Aan de kust logeren en dan geen strandwandeling maken, dat kan natuurlijk niet. Dus trotseerden Leo en ik de hevige wind, maar genoten we van de zon. Want al had ik al vaker gehoord dat het “in Cadzand altijd mooi weer is”, zo’n opmerking nam ik m et een korreltje zout. Maar kijk: de zon scheen echt!
We parkeerden de auto op een nu nog vrijwel leeg parkeerterrein en liepen de dijk bij Nieuwvliet op. Het licht was prachtig en de wind maakte mooie patroontjes in het zand. En de frisse zeelucht maakte ons helemaal helder en fris.

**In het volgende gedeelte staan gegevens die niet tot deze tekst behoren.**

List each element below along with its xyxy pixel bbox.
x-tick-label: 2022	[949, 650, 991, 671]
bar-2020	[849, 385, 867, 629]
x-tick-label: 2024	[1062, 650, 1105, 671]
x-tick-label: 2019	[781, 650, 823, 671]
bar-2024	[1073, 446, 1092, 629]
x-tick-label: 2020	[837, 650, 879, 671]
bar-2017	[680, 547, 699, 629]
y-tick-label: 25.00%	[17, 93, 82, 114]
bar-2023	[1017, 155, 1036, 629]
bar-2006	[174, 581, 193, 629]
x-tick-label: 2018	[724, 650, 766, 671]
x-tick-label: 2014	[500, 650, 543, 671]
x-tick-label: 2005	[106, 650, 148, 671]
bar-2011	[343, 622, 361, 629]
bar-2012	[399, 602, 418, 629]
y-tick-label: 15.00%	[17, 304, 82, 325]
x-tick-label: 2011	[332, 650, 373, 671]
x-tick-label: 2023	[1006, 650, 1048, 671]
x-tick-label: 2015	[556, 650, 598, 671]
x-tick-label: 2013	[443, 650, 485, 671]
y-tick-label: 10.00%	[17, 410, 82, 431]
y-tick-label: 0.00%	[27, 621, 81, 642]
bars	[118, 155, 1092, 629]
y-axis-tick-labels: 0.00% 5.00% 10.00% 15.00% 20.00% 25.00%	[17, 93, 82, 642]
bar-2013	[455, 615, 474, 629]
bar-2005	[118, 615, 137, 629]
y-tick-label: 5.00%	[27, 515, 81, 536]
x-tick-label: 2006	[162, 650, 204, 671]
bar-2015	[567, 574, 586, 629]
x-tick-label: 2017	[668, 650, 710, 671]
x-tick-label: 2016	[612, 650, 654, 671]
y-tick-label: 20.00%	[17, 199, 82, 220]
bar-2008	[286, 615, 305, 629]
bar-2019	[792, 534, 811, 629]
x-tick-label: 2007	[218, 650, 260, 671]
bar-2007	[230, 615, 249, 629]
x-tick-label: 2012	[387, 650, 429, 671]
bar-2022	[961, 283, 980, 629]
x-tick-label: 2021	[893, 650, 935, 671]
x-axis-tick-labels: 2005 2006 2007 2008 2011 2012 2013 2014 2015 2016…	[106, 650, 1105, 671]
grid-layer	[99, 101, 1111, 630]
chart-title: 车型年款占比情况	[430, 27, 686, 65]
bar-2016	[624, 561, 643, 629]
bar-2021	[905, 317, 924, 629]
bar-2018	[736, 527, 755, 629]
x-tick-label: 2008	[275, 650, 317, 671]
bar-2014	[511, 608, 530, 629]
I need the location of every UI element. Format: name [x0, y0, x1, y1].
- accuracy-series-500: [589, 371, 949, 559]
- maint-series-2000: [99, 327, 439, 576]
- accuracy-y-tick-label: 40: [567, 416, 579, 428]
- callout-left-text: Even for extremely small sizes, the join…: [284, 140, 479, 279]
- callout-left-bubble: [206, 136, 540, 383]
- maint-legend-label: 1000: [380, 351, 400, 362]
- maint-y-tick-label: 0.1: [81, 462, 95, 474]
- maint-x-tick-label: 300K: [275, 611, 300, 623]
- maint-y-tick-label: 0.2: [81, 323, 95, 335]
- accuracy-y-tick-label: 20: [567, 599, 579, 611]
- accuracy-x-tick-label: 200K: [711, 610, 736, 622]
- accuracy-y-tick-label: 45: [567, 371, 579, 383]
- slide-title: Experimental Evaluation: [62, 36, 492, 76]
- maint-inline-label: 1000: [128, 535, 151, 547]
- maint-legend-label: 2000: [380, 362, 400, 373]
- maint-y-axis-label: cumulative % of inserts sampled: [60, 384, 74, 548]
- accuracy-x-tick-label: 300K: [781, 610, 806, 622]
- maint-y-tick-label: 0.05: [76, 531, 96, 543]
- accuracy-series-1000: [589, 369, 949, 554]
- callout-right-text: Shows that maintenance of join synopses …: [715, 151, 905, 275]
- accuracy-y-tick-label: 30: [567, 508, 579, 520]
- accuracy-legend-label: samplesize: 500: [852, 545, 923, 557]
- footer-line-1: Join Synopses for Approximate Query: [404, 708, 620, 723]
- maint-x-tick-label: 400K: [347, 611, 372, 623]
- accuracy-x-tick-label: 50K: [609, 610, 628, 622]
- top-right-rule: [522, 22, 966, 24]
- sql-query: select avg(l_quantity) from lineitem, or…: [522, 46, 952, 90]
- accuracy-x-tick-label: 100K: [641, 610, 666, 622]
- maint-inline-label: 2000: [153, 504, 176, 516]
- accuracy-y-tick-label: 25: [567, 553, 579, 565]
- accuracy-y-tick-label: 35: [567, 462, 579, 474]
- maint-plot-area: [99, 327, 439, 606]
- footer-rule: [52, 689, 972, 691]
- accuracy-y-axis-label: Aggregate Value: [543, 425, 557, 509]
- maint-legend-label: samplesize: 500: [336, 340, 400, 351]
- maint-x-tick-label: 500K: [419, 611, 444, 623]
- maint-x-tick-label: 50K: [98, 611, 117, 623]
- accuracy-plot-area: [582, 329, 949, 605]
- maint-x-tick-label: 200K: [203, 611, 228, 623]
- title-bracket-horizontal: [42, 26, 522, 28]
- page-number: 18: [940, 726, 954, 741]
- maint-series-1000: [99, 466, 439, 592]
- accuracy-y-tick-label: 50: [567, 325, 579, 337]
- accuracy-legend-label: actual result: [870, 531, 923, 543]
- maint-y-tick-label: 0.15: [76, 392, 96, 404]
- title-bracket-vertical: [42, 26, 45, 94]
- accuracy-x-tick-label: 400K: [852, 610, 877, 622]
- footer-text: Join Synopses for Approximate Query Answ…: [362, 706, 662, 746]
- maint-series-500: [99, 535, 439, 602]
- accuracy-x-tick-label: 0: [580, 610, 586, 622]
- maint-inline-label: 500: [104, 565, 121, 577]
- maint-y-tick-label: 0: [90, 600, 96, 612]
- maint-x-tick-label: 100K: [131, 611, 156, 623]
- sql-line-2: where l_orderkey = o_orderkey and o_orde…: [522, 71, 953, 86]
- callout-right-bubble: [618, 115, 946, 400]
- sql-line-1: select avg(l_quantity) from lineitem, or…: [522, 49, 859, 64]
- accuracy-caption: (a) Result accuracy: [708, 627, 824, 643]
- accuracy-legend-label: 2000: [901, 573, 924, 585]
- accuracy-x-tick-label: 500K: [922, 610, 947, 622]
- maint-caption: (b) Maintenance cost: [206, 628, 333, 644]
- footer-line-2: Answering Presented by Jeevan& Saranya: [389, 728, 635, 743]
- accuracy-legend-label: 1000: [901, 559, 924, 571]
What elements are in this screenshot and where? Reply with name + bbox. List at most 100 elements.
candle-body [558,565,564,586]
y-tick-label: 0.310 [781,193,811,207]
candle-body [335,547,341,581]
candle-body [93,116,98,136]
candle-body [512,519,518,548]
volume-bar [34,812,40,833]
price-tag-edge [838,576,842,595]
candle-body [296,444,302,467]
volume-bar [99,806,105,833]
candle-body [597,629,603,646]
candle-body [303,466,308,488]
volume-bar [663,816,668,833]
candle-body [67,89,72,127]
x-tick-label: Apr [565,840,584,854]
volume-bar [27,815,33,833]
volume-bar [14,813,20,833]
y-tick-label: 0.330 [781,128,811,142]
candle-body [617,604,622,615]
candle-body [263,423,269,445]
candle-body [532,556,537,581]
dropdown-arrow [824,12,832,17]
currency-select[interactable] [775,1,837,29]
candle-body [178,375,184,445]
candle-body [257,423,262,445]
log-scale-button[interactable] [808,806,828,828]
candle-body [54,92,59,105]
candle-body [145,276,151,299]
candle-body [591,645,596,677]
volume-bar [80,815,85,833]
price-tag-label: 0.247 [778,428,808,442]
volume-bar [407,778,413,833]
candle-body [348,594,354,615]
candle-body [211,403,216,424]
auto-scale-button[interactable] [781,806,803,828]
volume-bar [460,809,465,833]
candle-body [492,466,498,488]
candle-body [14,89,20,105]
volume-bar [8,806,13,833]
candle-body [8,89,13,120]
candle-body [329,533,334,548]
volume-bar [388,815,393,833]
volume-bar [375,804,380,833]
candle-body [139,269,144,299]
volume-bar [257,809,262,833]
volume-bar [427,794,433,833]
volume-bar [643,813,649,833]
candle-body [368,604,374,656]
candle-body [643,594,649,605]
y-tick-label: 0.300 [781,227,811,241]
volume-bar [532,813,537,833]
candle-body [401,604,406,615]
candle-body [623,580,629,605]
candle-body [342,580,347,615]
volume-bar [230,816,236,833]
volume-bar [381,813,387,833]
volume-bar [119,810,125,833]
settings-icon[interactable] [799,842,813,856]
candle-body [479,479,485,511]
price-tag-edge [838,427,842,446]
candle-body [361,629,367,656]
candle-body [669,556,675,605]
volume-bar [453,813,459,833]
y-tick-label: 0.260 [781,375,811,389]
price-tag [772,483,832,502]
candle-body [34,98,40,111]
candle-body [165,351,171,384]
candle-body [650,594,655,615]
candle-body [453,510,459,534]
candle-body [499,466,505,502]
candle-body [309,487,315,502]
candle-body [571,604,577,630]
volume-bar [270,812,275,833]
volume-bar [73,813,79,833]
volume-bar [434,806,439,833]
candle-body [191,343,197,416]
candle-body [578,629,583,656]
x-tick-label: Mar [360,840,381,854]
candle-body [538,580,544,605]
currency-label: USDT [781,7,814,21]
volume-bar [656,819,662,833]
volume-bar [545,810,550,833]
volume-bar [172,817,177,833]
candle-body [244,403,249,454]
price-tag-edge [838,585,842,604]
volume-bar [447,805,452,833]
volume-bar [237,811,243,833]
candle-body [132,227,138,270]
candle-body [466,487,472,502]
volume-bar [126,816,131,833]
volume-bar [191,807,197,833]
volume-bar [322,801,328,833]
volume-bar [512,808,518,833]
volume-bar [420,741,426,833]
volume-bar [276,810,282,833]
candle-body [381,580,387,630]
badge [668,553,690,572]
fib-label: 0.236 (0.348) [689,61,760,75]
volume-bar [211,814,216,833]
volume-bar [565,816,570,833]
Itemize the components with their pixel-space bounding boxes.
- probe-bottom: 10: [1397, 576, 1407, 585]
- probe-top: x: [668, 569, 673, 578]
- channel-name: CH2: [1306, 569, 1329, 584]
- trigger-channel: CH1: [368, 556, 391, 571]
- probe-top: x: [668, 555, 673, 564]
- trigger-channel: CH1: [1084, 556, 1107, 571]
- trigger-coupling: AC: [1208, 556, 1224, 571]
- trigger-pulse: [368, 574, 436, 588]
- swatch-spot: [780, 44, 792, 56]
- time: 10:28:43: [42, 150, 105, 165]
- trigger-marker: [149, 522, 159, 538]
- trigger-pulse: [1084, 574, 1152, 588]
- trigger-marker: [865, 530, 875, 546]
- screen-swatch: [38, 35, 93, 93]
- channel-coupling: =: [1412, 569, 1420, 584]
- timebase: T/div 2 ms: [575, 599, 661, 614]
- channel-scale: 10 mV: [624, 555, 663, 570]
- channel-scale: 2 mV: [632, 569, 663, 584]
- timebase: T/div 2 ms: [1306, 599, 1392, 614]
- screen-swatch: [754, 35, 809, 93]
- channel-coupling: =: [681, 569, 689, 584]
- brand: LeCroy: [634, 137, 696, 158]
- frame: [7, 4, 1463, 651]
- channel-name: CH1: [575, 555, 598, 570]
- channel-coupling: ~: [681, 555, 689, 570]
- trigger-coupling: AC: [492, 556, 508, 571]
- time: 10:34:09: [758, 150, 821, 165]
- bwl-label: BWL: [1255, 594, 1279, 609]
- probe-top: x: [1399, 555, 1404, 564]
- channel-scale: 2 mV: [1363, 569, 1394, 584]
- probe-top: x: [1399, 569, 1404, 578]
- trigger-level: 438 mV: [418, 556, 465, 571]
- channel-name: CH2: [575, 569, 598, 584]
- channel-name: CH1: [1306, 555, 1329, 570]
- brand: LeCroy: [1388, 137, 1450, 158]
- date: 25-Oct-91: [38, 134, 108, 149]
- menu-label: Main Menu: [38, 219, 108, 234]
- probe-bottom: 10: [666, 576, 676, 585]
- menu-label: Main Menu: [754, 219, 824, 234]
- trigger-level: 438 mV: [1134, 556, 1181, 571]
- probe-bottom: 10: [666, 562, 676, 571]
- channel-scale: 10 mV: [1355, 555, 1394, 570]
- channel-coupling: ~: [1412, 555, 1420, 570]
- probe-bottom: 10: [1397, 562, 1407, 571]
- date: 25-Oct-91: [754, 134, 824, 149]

Onze capuchons op en dicht geknoopt, das om en met de jas toe geritst kon ons niet veel gebeuren. 😉 Tenslotte zijn we niet van suiker.
We kozen voor de wind in de rug, want zand in ons gezicht, nee liever niet. Maar even lekker uitwaaien ja, dat wel!
Sluis ligt in het uiterste zuidwest puntje van Nederland en je hoeft dan ook niet ver te rijden om in België te komen. Het was koud en dus kropen we na een wandeling in Sluis gauw de auto in om wat verder te kijken. Leo had gelezen dat Lissewege een leuk dorpje is. Het is nog allemaal authentiek en de huisjes zijn hel wit geschilderd. In het dorp staat een grote kerk, met mooie ramen en een prachtig gerestaureerd orgel.
De klok van de toren heeft een nieuwe wijzerplaat, maar de oude plaat wegdoen was niet aan de orde. Die staat nog in de kerk naast het orgel.
De omgeving van Lissewege heeft helaas niet de authentieke sfeer behouden. Grote viaducten doorsnijden het landschap en een constante stroom van goederenverkeer dendert er overheen. Ja ja, de nieuwe tijd…. net wat u zegt…!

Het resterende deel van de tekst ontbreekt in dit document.